I received a call last week from a friend in his 80s who has spent many decades as a highly successful business owner and investor. He had belatedly read my year-end commentary. He was highly complimentary of that report’s insight into the critical variables that will likely determine economic and market success or failure in the years immediately ahead. While he sees potential long-term problems in the area of excessive debt and unstable political systems in leading emerging countries, he is very optimistic in the near term.
He sees positive momentum building, with tremendous liquidity in the economy and in domestic corporations. He anticipates decreasing unemployment, increasing sales and a far-better-than-anticipated 4-5% GDP growth rate. Costs are very low; margins are outstanding; corporate earnings are very good. He views the current situation as similar to that in both 1936 and 1984. In both of those years, the economy was rebuilding momentum after serious economic hardships. Strong economic growth in both instances led to powerful stock market advances. My friend sees a strong stock market as highly probable this year as well, with all stars properly aligned in the period leading to the 2012 election.

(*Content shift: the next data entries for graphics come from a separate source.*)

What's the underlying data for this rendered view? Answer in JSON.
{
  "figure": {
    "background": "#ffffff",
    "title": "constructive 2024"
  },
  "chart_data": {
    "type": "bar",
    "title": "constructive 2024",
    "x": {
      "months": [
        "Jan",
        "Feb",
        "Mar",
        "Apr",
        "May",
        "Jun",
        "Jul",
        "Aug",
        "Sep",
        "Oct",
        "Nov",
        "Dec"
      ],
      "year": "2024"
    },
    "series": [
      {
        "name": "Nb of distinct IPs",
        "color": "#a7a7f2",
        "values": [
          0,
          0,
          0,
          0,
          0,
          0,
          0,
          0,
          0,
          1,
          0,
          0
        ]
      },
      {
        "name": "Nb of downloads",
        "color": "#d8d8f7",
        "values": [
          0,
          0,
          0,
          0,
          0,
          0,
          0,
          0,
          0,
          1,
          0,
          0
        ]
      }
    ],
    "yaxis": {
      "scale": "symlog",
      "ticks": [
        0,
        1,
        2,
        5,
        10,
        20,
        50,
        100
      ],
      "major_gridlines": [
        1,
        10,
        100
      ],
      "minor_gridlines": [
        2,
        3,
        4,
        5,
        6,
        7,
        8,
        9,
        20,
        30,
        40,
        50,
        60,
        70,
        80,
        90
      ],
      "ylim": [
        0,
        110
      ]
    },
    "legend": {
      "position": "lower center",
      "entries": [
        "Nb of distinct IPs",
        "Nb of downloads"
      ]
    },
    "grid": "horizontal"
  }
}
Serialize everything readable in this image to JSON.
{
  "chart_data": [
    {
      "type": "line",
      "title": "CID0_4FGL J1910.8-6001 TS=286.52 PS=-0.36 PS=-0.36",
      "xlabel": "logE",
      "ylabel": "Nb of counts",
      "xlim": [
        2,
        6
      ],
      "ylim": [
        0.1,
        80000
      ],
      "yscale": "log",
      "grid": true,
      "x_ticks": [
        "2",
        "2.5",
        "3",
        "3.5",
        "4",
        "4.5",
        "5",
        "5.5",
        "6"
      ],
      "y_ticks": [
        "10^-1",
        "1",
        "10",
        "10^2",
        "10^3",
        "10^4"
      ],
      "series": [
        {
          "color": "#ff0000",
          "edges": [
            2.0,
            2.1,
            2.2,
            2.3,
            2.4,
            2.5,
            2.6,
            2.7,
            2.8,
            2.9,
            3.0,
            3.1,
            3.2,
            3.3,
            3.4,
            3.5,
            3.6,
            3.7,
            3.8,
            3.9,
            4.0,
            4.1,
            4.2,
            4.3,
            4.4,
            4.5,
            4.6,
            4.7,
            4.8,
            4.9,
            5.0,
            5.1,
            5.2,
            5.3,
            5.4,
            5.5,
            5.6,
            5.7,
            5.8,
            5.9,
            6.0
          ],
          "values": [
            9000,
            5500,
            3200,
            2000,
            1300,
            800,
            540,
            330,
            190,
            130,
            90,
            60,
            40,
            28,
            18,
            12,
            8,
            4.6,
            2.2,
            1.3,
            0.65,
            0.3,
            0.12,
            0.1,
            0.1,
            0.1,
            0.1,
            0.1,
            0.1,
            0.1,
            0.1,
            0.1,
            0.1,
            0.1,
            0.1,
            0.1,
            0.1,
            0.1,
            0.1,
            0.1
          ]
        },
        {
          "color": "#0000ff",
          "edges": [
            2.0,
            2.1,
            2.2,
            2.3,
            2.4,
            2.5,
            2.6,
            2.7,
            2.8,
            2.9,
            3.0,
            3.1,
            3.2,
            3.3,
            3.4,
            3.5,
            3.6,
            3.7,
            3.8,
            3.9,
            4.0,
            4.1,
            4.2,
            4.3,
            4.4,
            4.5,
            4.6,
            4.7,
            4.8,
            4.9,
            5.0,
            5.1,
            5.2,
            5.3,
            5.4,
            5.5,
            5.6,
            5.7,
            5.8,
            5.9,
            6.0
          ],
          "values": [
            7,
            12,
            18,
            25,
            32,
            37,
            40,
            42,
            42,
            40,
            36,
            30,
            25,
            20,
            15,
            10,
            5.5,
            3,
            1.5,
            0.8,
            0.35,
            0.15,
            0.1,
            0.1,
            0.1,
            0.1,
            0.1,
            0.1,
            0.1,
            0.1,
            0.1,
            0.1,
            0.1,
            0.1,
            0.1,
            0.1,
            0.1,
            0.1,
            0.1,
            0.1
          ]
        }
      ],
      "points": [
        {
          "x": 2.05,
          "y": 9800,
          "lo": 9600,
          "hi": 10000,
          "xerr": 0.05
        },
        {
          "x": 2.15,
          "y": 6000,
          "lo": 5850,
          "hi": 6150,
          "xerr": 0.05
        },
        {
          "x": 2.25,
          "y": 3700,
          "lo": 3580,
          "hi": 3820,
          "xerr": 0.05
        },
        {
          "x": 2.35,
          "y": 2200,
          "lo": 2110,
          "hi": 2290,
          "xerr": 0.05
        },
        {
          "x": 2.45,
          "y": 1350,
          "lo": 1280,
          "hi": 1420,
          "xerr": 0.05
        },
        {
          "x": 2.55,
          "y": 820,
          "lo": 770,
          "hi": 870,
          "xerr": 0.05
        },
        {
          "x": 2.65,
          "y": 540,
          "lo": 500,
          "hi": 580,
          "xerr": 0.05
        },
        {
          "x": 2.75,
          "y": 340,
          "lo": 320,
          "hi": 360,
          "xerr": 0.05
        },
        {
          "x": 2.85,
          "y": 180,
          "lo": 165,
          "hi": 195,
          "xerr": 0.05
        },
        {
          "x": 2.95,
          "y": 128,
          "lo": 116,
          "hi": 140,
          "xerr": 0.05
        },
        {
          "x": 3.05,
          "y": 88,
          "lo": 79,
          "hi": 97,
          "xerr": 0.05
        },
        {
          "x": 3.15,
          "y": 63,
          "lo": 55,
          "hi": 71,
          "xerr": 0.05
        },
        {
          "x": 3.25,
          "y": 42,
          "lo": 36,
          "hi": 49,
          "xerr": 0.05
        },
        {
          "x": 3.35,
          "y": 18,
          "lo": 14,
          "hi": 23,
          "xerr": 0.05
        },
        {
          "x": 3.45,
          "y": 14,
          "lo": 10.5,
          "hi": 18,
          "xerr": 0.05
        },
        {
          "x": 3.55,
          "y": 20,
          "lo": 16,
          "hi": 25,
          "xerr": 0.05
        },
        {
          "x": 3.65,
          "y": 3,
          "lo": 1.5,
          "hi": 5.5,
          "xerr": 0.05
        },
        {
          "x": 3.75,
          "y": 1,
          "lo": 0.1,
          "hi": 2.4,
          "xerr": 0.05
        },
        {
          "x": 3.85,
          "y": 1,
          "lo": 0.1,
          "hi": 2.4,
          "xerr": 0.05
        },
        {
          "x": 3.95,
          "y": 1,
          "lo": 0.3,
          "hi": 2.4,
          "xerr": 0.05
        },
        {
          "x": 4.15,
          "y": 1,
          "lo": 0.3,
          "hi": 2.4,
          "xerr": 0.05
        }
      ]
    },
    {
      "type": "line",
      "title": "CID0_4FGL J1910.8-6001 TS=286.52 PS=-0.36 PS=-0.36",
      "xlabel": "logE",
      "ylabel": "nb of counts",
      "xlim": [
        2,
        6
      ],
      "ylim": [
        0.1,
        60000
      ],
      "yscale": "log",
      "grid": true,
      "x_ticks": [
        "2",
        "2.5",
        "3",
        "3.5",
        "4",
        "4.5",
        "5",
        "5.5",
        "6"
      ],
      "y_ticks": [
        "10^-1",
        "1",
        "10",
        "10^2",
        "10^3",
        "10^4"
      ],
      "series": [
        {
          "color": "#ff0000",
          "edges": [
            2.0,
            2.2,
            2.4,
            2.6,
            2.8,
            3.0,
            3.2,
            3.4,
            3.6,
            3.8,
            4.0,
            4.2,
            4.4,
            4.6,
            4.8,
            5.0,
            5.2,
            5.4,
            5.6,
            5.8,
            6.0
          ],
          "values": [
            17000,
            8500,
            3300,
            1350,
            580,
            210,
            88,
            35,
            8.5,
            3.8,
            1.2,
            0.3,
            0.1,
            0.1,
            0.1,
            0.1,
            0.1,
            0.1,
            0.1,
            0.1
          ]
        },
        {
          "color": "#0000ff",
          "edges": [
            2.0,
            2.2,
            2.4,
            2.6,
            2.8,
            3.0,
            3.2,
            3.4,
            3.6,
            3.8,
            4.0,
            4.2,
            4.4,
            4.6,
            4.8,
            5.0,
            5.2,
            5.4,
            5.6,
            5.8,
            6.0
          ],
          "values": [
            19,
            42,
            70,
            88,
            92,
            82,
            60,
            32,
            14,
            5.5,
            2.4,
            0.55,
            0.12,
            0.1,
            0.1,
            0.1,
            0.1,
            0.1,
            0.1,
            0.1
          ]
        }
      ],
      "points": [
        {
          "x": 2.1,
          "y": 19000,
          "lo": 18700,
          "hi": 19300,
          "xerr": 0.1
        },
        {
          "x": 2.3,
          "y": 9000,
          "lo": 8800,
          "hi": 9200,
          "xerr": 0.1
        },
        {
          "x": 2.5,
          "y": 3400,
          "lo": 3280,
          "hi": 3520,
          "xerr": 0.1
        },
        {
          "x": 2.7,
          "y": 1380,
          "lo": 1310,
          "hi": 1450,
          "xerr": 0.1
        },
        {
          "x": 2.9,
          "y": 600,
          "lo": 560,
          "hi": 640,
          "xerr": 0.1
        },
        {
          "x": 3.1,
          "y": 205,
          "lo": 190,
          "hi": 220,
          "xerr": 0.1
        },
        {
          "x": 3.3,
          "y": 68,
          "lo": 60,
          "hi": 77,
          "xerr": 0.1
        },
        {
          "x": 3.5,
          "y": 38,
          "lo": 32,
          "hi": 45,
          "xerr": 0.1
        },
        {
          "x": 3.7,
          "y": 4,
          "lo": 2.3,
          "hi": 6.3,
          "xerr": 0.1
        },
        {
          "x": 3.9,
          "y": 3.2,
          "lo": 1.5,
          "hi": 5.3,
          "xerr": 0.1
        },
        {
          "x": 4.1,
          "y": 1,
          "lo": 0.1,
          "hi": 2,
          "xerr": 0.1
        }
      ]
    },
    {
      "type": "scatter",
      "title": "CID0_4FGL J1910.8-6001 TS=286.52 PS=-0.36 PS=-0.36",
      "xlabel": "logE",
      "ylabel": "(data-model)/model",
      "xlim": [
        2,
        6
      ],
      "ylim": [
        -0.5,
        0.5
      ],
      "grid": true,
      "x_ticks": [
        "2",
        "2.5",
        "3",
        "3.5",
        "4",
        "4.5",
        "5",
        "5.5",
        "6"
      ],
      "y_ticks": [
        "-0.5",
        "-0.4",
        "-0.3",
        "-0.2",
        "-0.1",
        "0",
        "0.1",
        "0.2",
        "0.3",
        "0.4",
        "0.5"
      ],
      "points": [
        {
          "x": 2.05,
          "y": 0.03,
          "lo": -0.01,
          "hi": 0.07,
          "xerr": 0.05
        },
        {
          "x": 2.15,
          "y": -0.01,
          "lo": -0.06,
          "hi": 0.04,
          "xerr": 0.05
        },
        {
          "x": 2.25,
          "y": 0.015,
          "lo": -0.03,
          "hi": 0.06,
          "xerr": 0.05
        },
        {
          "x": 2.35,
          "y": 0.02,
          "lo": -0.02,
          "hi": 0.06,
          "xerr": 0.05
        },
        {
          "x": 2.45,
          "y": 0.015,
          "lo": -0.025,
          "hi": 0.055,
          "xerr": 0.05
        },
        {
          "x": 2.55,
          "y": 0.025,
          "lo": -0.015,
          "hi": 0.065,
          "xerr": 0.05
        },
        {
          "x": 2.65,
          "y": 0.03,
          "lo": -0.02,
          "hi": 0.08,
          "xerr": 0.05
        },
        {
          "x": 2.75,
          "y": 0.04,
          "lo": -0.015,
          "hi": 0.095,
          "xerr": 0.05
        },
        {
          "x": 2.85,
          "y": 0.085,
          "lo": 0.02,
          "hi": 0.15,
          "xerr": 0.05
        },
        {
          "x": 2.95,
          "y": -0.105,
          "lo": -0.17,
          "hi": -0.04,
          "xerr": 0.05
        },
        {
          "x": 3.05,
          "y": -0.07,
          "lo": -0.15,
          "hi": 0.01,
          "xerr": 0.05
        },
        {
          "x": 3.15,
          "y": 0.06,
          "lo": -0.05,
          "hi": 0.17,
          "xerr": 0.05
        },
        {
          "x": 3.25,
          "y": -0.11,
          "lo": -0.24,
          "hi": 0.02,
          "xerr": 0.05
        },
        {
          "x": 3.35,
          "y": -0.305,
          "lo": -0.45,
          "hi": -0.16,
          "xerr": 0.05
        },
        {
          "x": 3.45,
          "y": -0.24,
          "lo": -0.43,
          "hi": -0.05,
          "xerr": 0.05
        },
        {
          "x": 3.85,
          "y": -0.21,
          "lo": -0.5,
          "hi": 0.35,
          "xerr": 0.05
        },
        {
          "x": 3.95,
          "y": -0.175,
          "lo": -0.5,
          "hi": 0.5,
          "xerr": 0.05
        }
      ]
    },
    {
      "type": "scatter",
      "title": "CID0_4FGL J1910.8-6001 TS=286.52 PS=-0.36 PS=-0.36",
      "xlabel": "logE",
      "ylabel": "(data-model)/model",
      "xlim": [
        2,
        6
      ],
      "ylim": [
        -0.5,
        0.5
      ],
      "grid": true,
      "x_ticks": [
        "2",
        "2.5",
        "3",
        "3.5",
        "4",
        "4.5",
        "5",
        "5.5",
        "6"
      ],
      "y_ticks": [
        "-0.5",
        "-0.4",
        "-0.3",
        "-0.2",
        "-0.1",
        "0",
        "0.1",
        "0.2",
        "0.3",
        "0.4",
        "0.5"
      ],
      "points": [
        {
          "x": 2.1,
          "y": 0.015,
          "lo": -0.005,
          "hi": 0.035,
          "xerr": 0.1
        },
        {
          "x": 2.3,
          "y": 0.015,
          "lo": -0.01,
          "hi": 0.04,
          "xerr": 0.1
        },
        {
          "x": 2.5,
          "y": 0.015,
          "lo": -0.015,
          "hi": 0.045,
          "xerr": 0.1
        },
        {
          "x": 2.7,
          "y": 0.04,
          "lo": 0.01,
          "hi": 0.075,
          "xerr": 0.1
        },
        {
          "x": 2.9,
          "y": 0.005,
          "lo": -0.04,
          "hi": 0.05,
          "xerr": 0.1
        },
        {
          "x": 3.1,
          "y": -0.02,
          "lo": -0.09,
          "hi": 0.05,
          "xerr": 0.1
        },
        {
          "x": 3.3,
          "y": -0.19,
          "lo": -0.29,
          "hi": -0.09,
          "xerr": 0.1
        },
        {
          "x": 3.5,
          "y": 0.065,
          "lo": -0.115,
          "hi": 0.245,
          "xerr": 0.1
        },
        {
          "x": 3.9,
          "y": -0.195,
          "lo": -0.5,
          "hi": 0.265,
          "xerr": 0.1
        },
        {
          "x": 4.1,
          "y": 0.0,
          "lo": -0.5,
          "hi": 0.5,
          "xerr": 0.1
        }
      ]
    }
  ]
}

We agree that the strongly bullish forecast is on one end of the spectrum of possible outcomes. Its realization, however, requires that many significant fundamental problems remain on the back burner and not move to the forefront of investors’ consciousnesses.
Drawing parallels to 1936 and 1984 certainly lends hope to investors, because stocks climbed strongly in 1936. Stocks rose only moderately in 1984, but then jumped strongly again in 1985 and 1986. It is important to recognize, however, that stocks plummeted in 1937 by 35%, and prices in 1942 were still below those that immediately preceded the 1936 rise. The rise from 1984 to early 1987 was impressive. While 1987’s 37% crash was painful, it did not erase all of the gains from 1984.
One giant difference exists between today’s financial environment and that of a quarter-century ago: In 1984, the United States was the greatest-ever creditor nation in the history of the world. Today, we are the greatest-ever debtor nation in history. We are no longer the undisputed captain of our financial ship. Unless we are willing to walk away from our debts, we are now dependent upon the willingness of others to continue to fund our monumental deficits.
Excessive debt is the single most important component in the worldwide financial mess. Governments and central banks around the world are exerting tremendous efforts to solve problem after problem arising from the excessive debt that is leading countries, states, cities and banks to the brink of default. Continuing to keep most of the balloons in the air depends upon keeping investor confidence sufficiently high. As international activities of the past several weeks demonstrate, geopolitical incidents can suddenly change the landscape.
Admittedly, my friend is strongly bullish only for the next 12 to 13 months. Beyond that, he fears that negative fundamentals may move to the forefront of investor consciousness. My concern for investors (not speculators) is that the depth of fundamental negatives, especially excessive debt, will exert its influence sooner than bullish analysts anticipate. Which brings us back to the overriding question: Will government win its bet and succeed in bailing out an overindebted economy with more debt, or will underlying negative fundamentals overwhelm the best efforts of central planners?